The Triplet Paradox and the Alternative Lorentz Transformation
An experiment with cesium clocks carried onboard two aircraft as they circumnavigated the globe in opposite directions provided an important confirmation of the time-dilation effect of the special theory of relativity (STR). A key element in the discussion of this event was the fact that since a clock located on the Equator is not at rest in an inertial system because of the Earth’s rotation, it could not be used directly as a reference in applying Einstein’s formula. It is pointed out that this line of argumentation implies that if the Earth were not rotating, the onboard clocks
would both be at rest in inertial systems after the airplanes had reached their cruising altitude and had stopped accelerating. On this basis it could be concluded that a person traveling on one of these airplanes would be aging more rapidly than his twin on the other because the latter is in relative motion to him. One can make exactly the same argument for the other twin, however, and this leads to an obvious contradiction since they cannot both be aging faster than the other.

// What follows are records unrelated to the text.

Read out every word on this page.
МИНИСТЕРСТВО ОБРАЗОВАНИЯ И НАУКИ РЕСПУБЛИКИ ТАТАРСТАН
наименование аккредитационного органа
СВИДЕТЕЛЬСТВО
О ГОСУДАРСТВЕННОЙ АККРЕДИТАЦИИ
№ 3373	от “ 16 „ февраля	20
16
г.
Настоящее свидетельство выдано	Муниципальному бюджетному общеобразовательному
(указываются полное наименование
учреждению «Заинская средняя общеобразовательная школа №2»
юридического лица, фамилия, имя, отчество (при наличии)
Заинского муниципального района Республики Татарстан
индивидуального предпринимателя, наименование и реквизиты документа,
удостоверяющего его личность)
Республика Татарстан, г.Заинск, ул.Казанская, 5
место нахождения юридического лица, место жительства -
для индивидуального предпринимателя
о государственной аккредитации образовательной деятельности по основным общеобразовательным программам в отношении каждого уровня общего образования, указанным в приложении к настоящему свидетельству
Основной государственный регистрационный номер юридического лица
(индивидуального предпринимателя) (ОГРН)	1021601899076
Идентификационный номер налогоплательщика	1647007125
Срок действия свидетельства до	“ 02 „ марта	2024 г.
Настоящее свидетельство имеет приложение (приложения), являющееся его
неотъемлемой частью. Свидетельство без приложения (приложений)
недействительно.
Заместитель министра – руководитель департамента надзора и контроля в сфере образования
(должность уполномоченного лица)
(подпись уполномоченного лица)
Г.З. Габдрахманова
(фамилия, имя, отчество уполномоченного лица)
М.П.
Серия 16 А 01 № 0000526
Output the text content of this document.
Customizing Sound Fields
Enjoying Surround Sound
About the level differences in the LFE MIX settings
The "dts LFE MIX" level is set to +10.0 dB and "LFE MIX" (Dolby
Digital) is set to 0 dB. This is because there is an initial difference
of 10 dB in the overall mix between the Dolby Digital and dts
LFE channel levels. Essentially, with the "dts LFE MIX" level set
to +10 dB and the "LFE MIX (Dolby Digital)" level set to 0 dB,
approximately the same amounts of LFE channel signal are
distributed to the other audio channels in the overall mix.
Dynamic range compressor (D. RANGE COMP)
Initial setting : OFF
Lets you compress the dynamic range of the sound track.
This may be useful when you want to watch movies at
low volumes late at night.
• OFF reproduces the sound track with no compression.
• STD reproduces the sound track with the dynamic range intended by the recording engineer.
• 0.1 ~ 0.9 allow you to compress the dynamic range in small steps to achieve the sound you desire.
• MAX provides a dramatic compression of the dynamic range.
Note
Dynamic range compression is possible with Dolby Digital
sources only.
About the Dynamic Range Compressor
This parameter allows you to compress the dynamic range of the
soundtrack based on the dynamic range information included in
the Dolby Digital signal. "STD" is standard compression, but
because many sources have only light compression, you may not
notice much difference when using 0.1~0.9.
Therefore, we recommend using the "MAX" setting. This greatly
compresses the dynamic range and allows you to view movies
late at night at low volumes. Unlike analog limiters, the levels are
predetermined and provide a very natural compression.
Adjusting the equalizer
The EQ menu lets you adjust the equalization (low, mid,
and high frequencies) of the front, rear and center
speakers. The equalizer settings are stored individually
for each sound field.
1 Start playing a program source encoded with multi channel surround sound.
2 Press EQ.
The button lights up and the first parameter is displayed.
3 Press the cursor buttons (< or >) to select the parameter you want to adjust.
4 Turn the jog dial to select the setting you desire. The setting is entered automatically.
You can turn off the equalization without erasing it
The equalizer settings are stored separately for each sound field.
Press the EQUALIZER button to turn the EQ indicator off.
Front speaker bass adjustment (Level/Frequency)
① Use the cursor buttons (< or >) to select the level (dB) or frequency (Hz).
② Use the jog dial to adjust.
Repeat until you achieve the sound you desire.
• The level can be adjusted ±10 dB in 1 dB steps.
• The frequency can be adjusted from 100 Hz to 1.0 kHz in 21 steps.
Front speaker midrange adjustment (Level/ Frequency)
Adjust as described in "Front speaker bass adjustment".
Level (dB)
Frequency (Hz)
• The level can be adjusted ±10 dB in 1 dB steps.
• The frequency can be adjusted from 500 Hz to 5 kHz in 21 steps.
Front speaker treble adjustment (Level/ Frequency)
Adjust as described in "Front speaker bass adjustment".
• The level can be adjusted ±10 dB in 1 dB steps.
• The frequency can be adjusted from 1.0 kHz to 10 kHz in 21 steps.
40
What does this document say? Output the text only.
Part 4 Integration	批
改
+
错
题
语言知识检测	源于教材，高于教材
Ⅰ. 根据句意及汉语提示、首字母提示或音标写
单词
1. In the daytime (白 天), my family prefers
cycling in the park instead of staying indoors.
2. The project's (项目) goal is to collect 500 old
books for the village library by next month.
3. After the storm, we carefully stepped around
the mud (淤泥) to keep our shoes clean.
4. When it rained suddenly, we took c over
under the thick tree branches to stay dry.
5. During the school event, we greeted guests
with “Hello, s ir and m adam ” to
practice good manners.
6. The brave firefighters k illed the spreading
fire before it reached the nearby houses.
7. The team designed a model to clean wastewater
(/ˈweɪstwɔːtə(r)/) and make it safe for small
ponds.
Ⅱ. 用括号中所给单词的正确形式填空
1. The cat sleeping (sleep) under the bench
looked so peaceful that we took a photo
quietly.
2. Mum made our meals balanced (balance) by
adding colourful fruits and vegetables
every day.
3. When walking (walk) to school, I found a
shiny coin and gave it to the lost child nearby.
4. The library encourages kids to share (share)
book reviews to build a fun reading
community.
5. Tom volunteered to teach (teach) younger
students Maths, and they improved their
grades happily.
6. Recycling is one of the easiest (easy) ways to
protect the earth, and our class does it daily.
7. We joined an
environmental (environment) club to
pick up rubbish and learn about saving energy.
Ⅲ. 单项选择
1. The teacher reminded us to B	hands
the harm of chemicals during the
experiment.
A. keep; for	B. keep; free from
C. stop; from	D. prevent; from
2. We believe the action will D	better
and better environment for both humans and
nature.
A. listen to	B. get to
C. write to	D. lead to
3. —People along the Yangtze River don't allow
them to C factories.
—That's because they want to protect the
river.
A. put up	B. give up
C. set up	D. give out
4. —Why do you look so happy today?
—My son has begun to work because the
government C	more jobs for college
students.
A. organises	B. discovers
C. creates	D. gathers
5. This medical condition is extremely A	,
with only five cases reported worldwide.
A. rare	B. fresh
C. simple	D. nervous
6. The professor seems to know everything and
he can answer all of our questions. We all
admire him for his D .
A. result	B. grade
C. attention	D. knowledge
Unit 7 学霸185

To resolve this issue (Triplet Paradox), it is necessary to distinguish between different inertial systems based on their state of motion. In particular, it is argued that there is a uniquely defined objective rest system (ORS) in both cases (i.e., with and without the Earth rotating) from which the prescriptions of the theory must be applied. This interpretation is put on a sound basis by introducing an alternative Lorentz transformation (ALT) that not only satisfies both of Einstein’s original postulates of STR but also assumes that the rates of clocks are always strictly
proportional to one another regardless of their position in space or state of relative motion. The success of the Global Positioning System (GPS) technology provides detailed experimental verification of the latter assumption and therefore rules out the original Lorentz transformation (LT) as a physically valid set of equations relating the space-time measurements of observers in different rest frames.